- Laryssa Borges
- Direto de Brasília
Após o procurador-geral da República, Roberto Gurgel, ter encaminhado ao Supremo Tribunal Federal (STF) pedido de intervenção nos poderes Executivo e Legislativo do Distrito Federal, o governador interino, Wilson Lima, se reuniu nesta quinta-feira com o presidente do STF, Gilmar Mendes.
Apesar de estar acompanhado do consultor jurídico do governo do Distrito Federal, Eduardo Roriz, e do procurador-geral do DF, Marcelo Galvão, Lima disse que se tratava de uma "visita institucional".
Na última terça, Roberto Gurgel encaminhou ao STF parecer em que reitera a necessidade de intervenção federal no DF. No documento, o chefe do Ministério Público justifica o pedido "pela gravidade da situação vivenciada no Distrito Federal, bastante peculiar e distinta".

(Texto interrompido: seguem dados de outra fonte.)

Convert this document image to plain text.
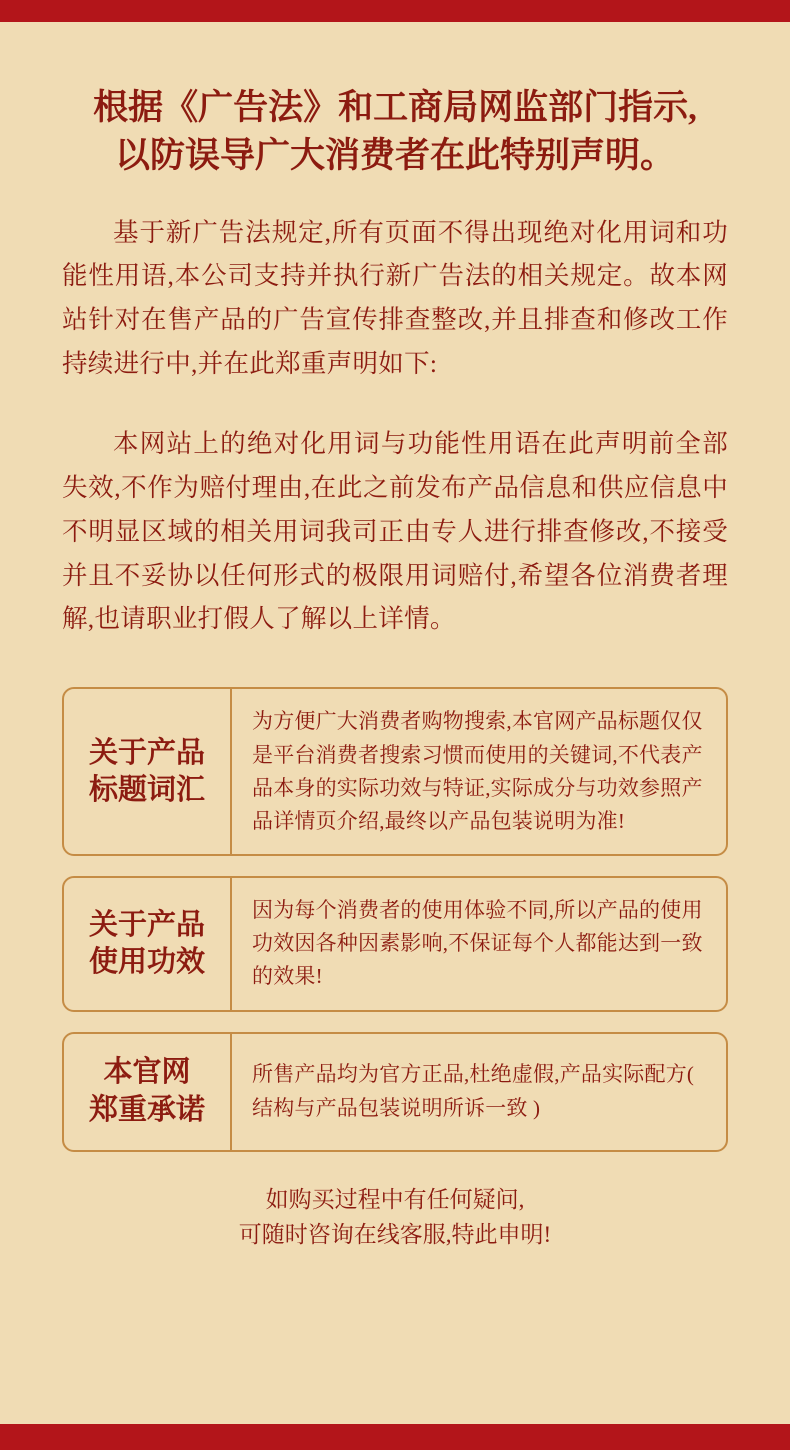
根据《广告法》和工商局网监部门指示,
以防误导广大消费者在此特别声明。
基于新广告法规定,所有页面不得出现绝对化用词和功能性用语,本公司支持并执行新广告法的相关规定。故本网站针对在售产品的广告宣传排查整改,并且排查和修改工作持续进行中,并在此郑重声明如下:
本网站上的绝对化用词与功能性用语在此声明前全部失效,不作为赔付理由,在此之前发布产品信息和供应信息中不明显区域的相关用词我司正由专人进行排查修改,不接受并且不妥协以任何形式的极限用词赔付,希望各位消费者理解,也请职业打假人了解以上详情。
关于产品
标题词汇
为方便广大消费者购物搜索,本官网产品标题仅仅是平台消费者搜索习惯而使用的关键词,不代表产品本身的实际功效与特证,实际成分与功效参照产品详情页介绍,最终以产品包装说明为准!
关于产品
使用功效
因为每个消费者的使用体验不同,所以产品的使用功效因各种因素影响,不保证每个人都能达到一致的效果!
本官网
郑重承诺
所售产品均为官方正品,杜绝虚假,产品实际配方( 结构与产品包装说明所诉一致 )
如购买过程中有任何疑问,
可随时咨询在线客服,特此申明!
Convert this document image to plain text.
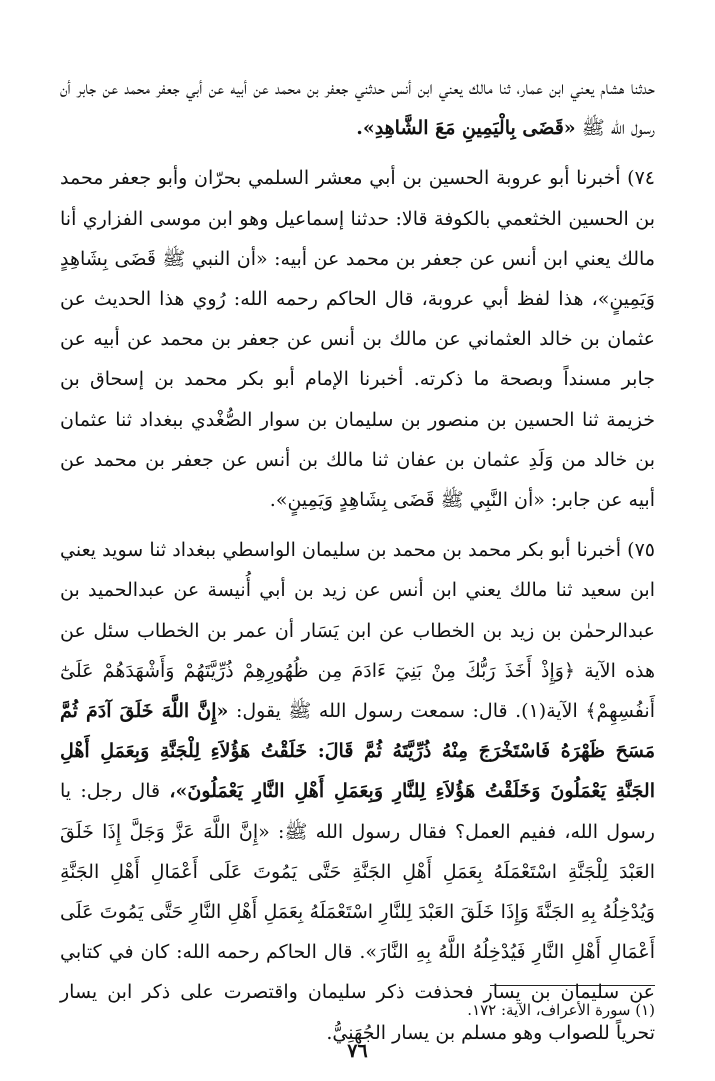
حدثنا هشام يعني ابن عمار، ثنا مالك يعني ابن أنس حدثني جعفر بن محمد عن أبيه عن أبي جعفر محمد عن جابر أن رسول الله ﷺ «قَضَى بِالْيَمِينِ مَعَ الشَّاهِدِ».

٧٤) أخبرنا أبو عروبة الحسين بن أبي معشر السلمي بحرّان وأبو جعفر محمد بن الحسين الخثعمي بالكوفة قالا: حدثنا إسماعيل وهو ابن موسى الفزاري أنا مالك يعني ابن أنس عن جعفر بن محمد عن أبيه: «أن النبي ﷺ قَضَى بِشَاهِدٍ وَيَمِينٍ»، هذا لفظ أبي عروبة، قال الحاكم رحمه الله: رُوي هذا الحديث عن عثمان بن خالد العثماني عن مالك بن أنس عن جعفر بن محمد عن أبيه عن جابر مسنداً وبصحة ما ذكرته. أخبرنا الإمام أبو بكر محمد بن إسحاق بن خزيمة ثنا الحسين بن منصور بن سليمان بن سوار الصُّغْدي ببغداد ثنا عثمان بن خالد من وَلَدِ عثمان بن عفان ثنا مالك بن أنس عن جعفر بن محمد عن أبيه عن جابر: «أن النَّبِي ﷺ قَضَى بِشَاهِدٍ وَيَمِينٍ».

٧٥) أخبرنا أبو بكر محمد بن محمد بن سليمان الواسطي ببغداد ثنا سويد يعني ابن سعيد ثنا مالك يعني ابن أنس عن زيد بن أبي أُنيسة عن عبدالحميد بن عبدالرحمٰن بن زيد بن الخطاب عن ابن يَسَار أن عمر بن الخطاب سئل عن هذه الآية ﴿وَإِذْ أَخَذَ رَبُّكَ مِنْ بَنِيٓ ءَادَمَ مِن ظُهُورِهِمْ ذُرِّيَّتَهُمْ وَأَشْهَدَهُمْ عَلَىٰٓ أَنفُسِهِمْ﴾ الآية(١). قال: سمعت رسول الله ﷺ يقول: «إِنَّ اللَّهَ خَلَقَ آدَمَ ثُمَّ مَسَحَ ظَهْرَهُ فَاسْتَخْرَجَ مِنْهُ ذُرِّيَّتَهُ ثُمَّ قَالَ: خَلَقْتُ هَؤُلاَءِ لِلْجَنَّةِ وَبِعَمَلِ أَهْلِ الجَنَّةِ يَعْمَلُونَ وَخَلَقْتُ هَؤُلاَءِ لِلنَّارِ وَبِعَمَلِ أَهْلِ النَّارِ يَعْمَلُونَ»، قال رجل: يا رسول الله، ففيم العمل؟ فقال رسول الله ﷺ: «إِنَّ اللَّهَ عَزَّ وَجَلَّ إِذَا خَلَقَ العَبْدَ لِلْجَنَّةِ اسْتَعْمَلَهُ بِعَمَلِ أَهْلِ الجَنَّةِ حَتَّى يَمُوتَ عَلَى أَعْمَالِ أَهْلِ الجَنَّةِ وَيُدْخِلُهُ بِهِ الجَنَّةَ وَإِذَا خَلَقَ العَبْدَ لِلنَّارِ اسْتَعْمَلَهُ بِعَمَلِ أَهْلِ النَّارِ حَتَّى يَمُوتَ عَلَى أَعْمَالِ أَهْلِ النَّارِ فَيُدْخِلُهُ اللَّهُ بِهِ النَّارَ». قال الحاكم رحمه الله: كان في كتابي عن سليمان بن يسار فحذفت ذكر سليمان واقتصرت على ذكر ابن يسار تحرياً للصواب وهو مسلم بن يسار الجُهَنِيُّ.

(١) سورة الأعراف، الآية: ١٧٢.
٧٦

"Os fatos que serviram de fundamento à prisão preventiva do governador, cuja higidez foi afirmada pelo Supremo Tribunal Federal ao rechaçar o recente pedido de habeas-corpus, e tantos outros evidenciam os contornos absolutamente singulares da situação de anormalidade institucional do Distrito Federal. Assim, entre os vários ardis utilizados pela organização criminosa, soma-se à manobra para corromper testemunha a interferência indevida do governador em investigação conduzida pelo Ministério Público e executada pela Polícia Civil", afirmou Gurgel.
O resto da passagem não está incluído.